AlNiCo
AluminiumNickelCobald Bei dem metallischen Legierungsmagnet aus Aluminium, Nickel, Cobalt sowie Eisen, Kupfer und Titan handelt es sich um den ältesten noch verwendeten Dauermagnet-Werkstoff. Seine sehr geringe Koerzitivfeldstärke fordert besondere Beachtung bei der Dimensionierung und macht ihn leicht entmagnetisierbar durch Gegenfelder. Seine Stärke liegt dagegen in seiner Einsatzfähigkeit bei Temperaturen von -270 bis zu 550° C. Sein ausgezeichneter Temperaturkoeffizient von 0,02% pro °C macht ihn zum bevorzugten Werkstoff z.B. für Messinstrumente und -geräte und wird vorwiegend dort eingesetzt, wo bei großen Temperaturschwankungen ein konstantes Magnetfeld benötigt wird. Durch die Legierung ergibt sich eine extrem hohe Korrosionsfestigkeit und eine große Beständigkeit gegenüber den meisten Säuren.
Gegossene AlNiCo-Magnete
Die wesentlichen Rohstoffe für AlNiCo-Magnete sind Eisen, Aluminium (~9%), Nickel (~13%) und Kobalt (~24%). Außerdem werden verschiedene andere Elemente zugemischt. Man unterscheidet zwei Herstellverfahren: Gießen oder Sintern.
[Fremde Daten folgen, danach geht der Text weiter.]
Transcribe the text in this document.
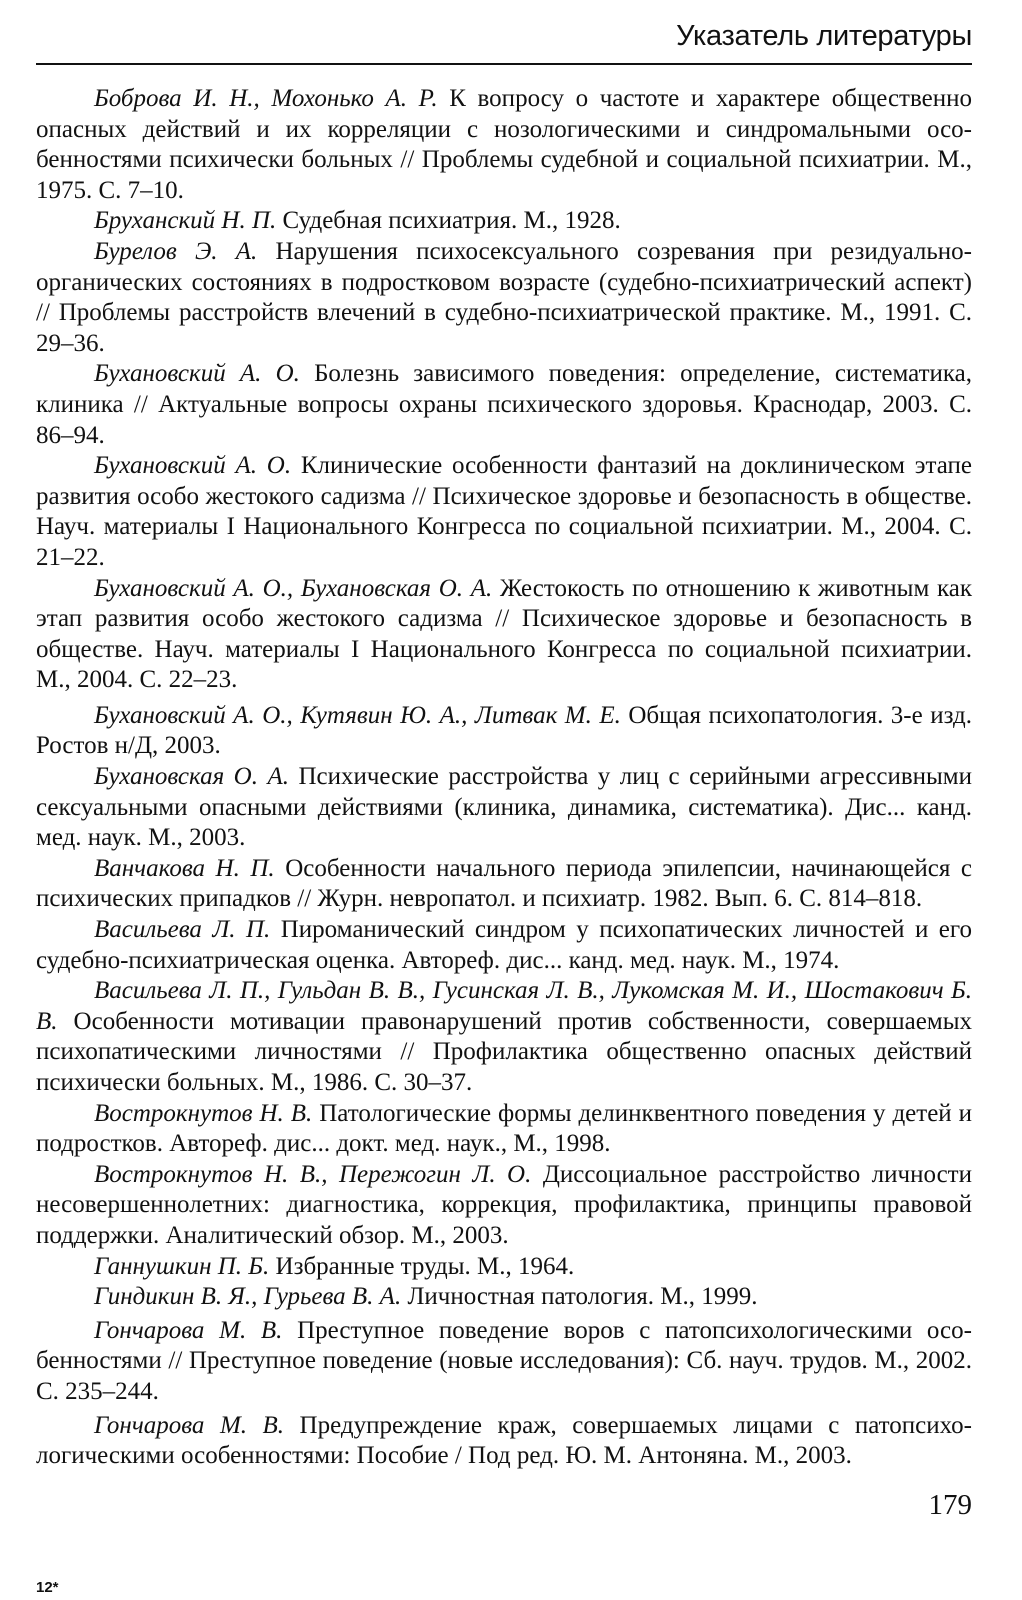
Указатель литературы
Боброва И. Н., Мохонько А. Р. К вопросу о частоте и характере общественно опасных действий и их корреляции с нозологическими и синдромальными особенностями психически больных // Проблемы судебной и социальной психиатрии. М., 1975. С. 7–10.
Бруханский Н. П. Судебная психиатрия. М., 1928.
Бурелов Э. А. Нарушения психосексуального созревания при резидуально-органических состояниях в подростковом возрасте (судебно-психиатрический аспект) // Проблемы расстройств влечений в судебно-психиатрической практике. М., 1991. С. 29–36.
Бухановский А. О. Болезнь зависимого поведения: определение, систематика, клиника // Актуальные вопросы охраны психического здоровья. Краснодар, 2003. С. 86–94.
Бухановский А. О. Клинические особенности фантазий на доклиническом этапе развития особо жестокого садизма // Психическое здоровье и безопасность в обществе. Науч. материалы I Национального Конгресса по социальной психиатрии. М., 2004. С. 21–22.
Бухановский А. О., Бухановская О. А. Жестокость по отношению к животным как этап развития особо жестокого садизма // Психическое здоровье и безопасность в обществе. Науч. материалы I Национального Конгресса по социальной психиатрии. М., 2004. С. 22–23.
Бухановский А. О., Кутявин Ю. А., Литвак М. Е. Общая психопатология. 3-е изд. Ростов н/Д, 2003.
Бухановская О. А. Психические расстройства у лиц с серийными агрессивными сексуальными опасными действиями (клиника, динамика, систематика). Дис... канд. мед. наук. М., 2003.
Ванчакова Н. П. Особенности начального периода эпилепсии, начинающейся с психических припадков // Журн. невропатол. и психиатр. 1982. Вып. 6. С. 814–818.
Васильева Л. П. Пироманический синдром у психопатических личностей и его судебно-психиатрическая оценка. Автореф. дис... канд. мед. наук. М., 1974.
Васильева Л. П., Гульдан В. В., Гусинская Л. В., Лукомская М. И., Шостакович Б. В. Особенности мотивации правонарушений против собственности, совершаемых психопатическими личностями // Профилактика общественно опасных действий психически больных. М., 1986. С. 30–37.
Вострокнутов Н. В. Патологические формы делинквентного поведения у детей и подростков. Автореф. дис... докт. мед. наук., М., 1998.
Вострокнутов Н. В., Пережогин Л. О. Диссоциальное расстройство личности несовершеннолетних: диагностика, коррекция, профилактика, принципы правовой поддержки. Аналитический обзор. М., 2003.
Ганнушкин П. Б. Избранные труды. М., 1964.
Гиндикин В. Я., Гурьева В. А. Личностная патология. М., 1999.
Гончарова М. В. Преступное поведение воров с патопсихологическими особенностями // Преступное поведение (новые исследования): Сб. науч. трудов. М., 2002. С. 235–244.
Гончарова М. В. Предупреждение краж, совершаемых лицами с патопсихологическими особенностями: Пособие / Под ред. Ю. М. Антоняна. М., 2003.
179
12*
Die folgenden Schritte werden angewandt: Rohmaterial – Mischen – Schmelzen – Gießen - Wärmebehandlung – Testen – Bearbeitung der Oberfläche – Magnetisierung – Endprüfung.
Der fertige Magnet ist sehr hart und kann nur mit Diamantwerkzeugen oder durch erodieren bearbeitet werden. AlNiCo-Magnete zeichnen sich durch gute Korrosionsbeständigkeit aus.
AlNiCo-Magnete haben einen sehr geringen (negativen) Temperaturkoeffizienten und können bei Temperaturen von -250 bis +500°C eingesetzt werden.
Die Remanenz von AlNiCo-Magneten liegt, je nach Legierung zwischen ca. 0,70 Tesla und 1,2 Tesla. Die Remanenz ist damit der von NdFeB-Magneten vergleichbar. Allerdings ist die Koerzitiv-Feldstärke mit 50 - 150 kA/m etwa um den Faktor 10 kleiner als bei NdFeB-Magneten.
AlNiCo-Magnete sind auch als kunststoffgebundene Magnete verfügbar.